Why is JADC2 driving IoMT?
To understand the answer, you first need a quick primer on JADC2. This initiative spans all branches of the U.S. military, seeking to unravel a tangle of interrupted communications, a surge in new devices (unmanned craft are a prime example), and a lack of cohesion in the overall command and control structure. As the military leaps forward in technological advancement to prepare for a shift from counter-insurgency wars to peer-level adversaries, the sheer number of devices is growing rapidly.
AI/ML enters the battlefield
For this initiative to succeed, all the pieces and players on the battlefield must maintain constant communications. The problem is that the overwhelming multitude of sensors and devices produce so much data so quickly that no human could keep up with it. This sets the stage for AI/ML to step in and monitor data, surfacing only that data required by the mission – a technology evolving quickly into prototype, testing and deployment.

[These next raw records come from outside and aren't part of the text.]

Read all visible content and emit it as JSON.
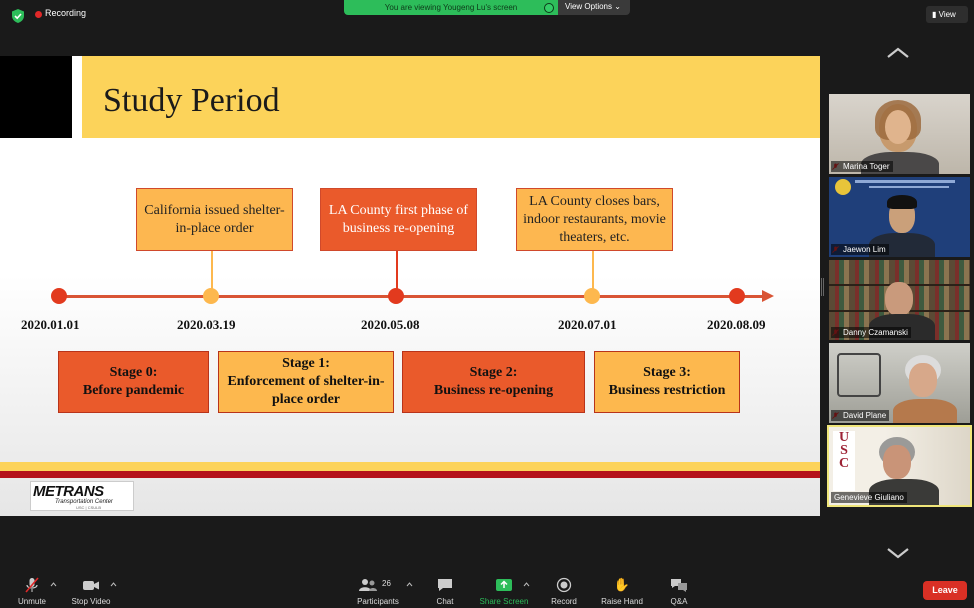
{
  "top_bar": {
    "recording_label": "Recording",
    "viewing_banner": "You are viewing Yougeng Lu's screen",
    "view_options_label": "View Options",
    "view_button_label": "View"
  },
  "slide": {
    "title": "Study Period",
    "events": [
      {
        "text": "California issued shelter-in-place order"
      },
      {
        "text": "LA County first phase of business re-opening"
      },
      {
        "text": "LA County closes bars, indoor restaurants, movie theaters, etc."
      }
    ],
    "dates": [
      "2020.01.01",
      "2020.03.19",
      "2020.05.08",
      "2020.07.01",
      "2020.08.09"
    ],
    "stages": [
      {
        "title": "Stage 0:",
        "desc": "Before pandemic"
      },
      {
        "title": "Stage 1:",
        "desc": "Enforcement of shelter-in-place order"
      },
      {
        "title": "Stage 2:",
        "desc": "Business re-opening"
      },
      {
        "title": "Stage 3:",
        "desc": "Business restriction"
      }
    ],
    "logo_main": "METRANS",
    "logo_sub": "Transportation Center",
    "logo_sub2": "USC | CSULB"
  },
  "participants": [
    {
      "name": "Marina Toger",
      "muted": true
    },
    {
      "name": "Jaewon Lim",
      "muted": true
    },
    {
      "name": "Danny Czamanski",
      "muted": true
    },
    {
      "name": "David Plane",
      "muted": true
    },
    {
      "name": "Genevieve Giuliano",
      "muted": false,
      "active_speaker": true
    }
  ],
  "toolbar": {
    "unmute": "Unmute",
    "stop_video": "Stop Video",
    "participants": "Participants",
    "participant_count": "26",
    "chat": "Chat",
    "share_screen": "Share Screen",
    "record": "Record",
    "raise_hand": "Raise Hand",
    "qa": "Q&A",
    "leave": "Leave"
  },
  "colors": {
    "share_green": "#2dbd5a",
    "leave_red": "#d93025",
    "active_speaker_border": "#f0e67a",
    "slide_yellow": "#fcd35a",
    "slide_orange": "#ea5a2b"
  }
}
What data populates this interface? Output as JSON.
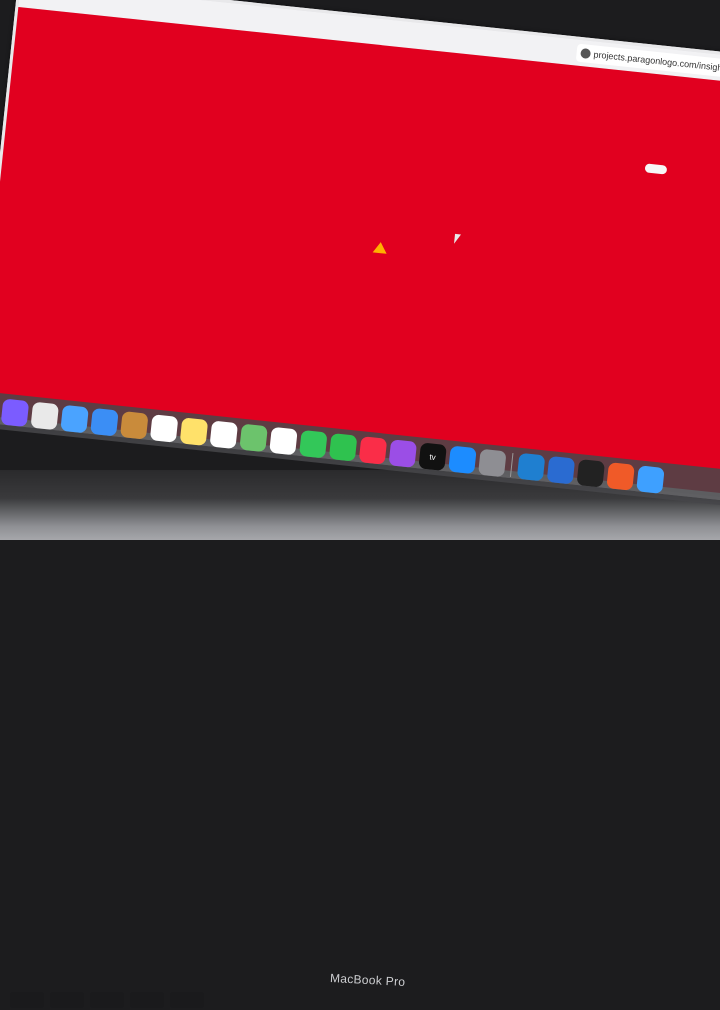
{
  "browser": {
    "url": "projects.paragonlogo.com/insigh"
  },
  "page": {
    "background_color": "#e1001f"
  },
  "dock": {
    "items": [
      {
        "icon": "finder-icon",
        "color": "#5aa7ff"
      },
      {
        "icon": "siri-icon",
        "color": "#7b5cff"
      },
      {
        "icon": "launchpad-icon",
        "color": "#e9e9e9"
      },
      {
        "icon": "safari-icon",
        "color": "#4aa3ff"
      },
      {
        "icon": "mail-icon",
        "color": "#3b8ef5"
      },
      {
        "icon": "contacts-icon",
        "color": "#c98b3b"
      },
      {
        "icon": "calendar-icon",
        "color": "#ffffff"
      },
      {
        "icon": "notes-icon",
        "color": "#ffe16a"
      },
      {
        "icon": "reminders-icon",
        "color": "#ffffff"
      },
      {
        "icon": "maps-icon",
        "color": "#6cc36c"
      },
      {
        "icon": "photos-icon",
        "color": "#ffffff"
      },
      {
        "icon": "messages-icon",
        "color": "#33c759"
      },
      {
        "icon": "facetime-icon",
        "color": "#2fc24f"
      },
      {
        "icon": "music-icon",
        "color": "#fa2d48"
      },
      {
        "icon": "podcasts-icon",
        "color": "#9b4ee6"
      },
      {
        "icon": "apple-tv-icon",
        "color": "#111111",
        "label": "tv"
      },
      {
        "icon": "app-store-icon",
        "color": "#1c8cff"
      },
      {
        "icon": "system-preferences-icon",
        "color": "#8e8e93"
      }
    ],
    "apps_after_separator": [
      {
        "icon": "vscode-icon",
        "color": "#1f7fd0"
      },
      {
        "icon": "xcode-icon",
        "color": "#2a6bd1"
      },
      {
        "icon": "terminal-icon",
        "color": "#222222"
      },
      {
        "icon": "app-icon-orange",
        "color": "#f05a28"
      },
      {
        "icon": "folder-icon",
        "color": "#3ea0ff"
      }
    ]
  },
  "laptop": {
    "brand": "MacBook Pro"
  }
}
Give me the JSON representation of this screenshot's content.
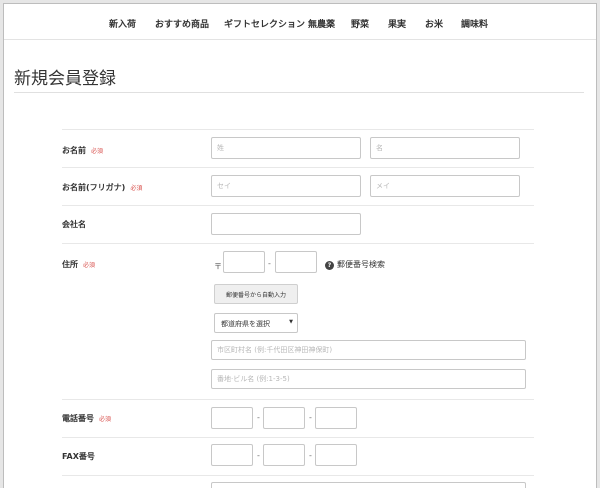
{
  "nav": {
    "items": [
      {
        "label": "新入荷"
      },
      {
        "label": "おすすめ商品"
      },
      {
        "label": "ギフトセレクション"
      },
      {
        "label": "無農薬"
      },
      {
        "label": "野菜"
      },
      {
        "label": "果実"
      },
      {
        "label": "お米"
      },
      {
        "label": "調味料"
      }
    ]
  },
  "page": {
    "title": "新規会員登録"
  },
  "form": {
    "required_text": "必須",
    "name": {
      "label": "お名前",
      "last_placeholder": "姓",
      "first_placeholder": "名"
    },
    "kana": {
      "label": "お名前(フリガナ)",
      "last_placeholder": "セイ",
      "first_placeholder": "メイ"
    },
    "company": {
      "label": "会社名"
    },
    "address": {
      "label": "住所",
      "zip_mark": "〒",
      "zip_separator": "-",
      "help_icon": "?",
      "zip_search_link": "郵便番号検索",
      "zip_auto_button": "郵便番号から自動入力",
      "prefecture_select": "都道府県を選択",
      "caret_icon": "▼",
      "city_placeholder": "市区町村名 (例:千代田区神田神保町)",
      "street_placeholder": "番地·ビル名 (例:1-3-5)"
    },
    "phone": {
      "label": "電話番号",
      "separator": "-"
    },
    "fax": {
      "label": "FAX番号",
      "separator": "-"
    }
  }
}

Organizations like ReMI are developing next-generation practical applications for using AI/ML across the whole of the IoMT via breakthroughs like cognitive tactical data networks. These complex networks, to fulfill JADC2 requirements, must establish and maintain communication across all branches of service at all echelons and all relevant communications waveforms and protocols. They must seamlessly integrate these nodes and provide actionable information to commanders at the right place, so they can make the right choice at the right time, providing information advantage.
The skies above the battlefield are also increasingly crowded. With the advent of unmanned devices ranging from tiny intelligence-gathering drones to smart missiles, the IoMT has further complicated the command-and-control (C2) structure. Not all complications are bad, however, and the wealth of opportunities for data gathering and tracking enemy movements makes C2 more powerful and effective than ever.
How do commanders and their staff even track these devices? They need to be tuned in to the flood of data resulting from the IoMT. Software that tracks all the aerial players must accommodate thousands of tracks (or disparate devices) to provide an accurate picture.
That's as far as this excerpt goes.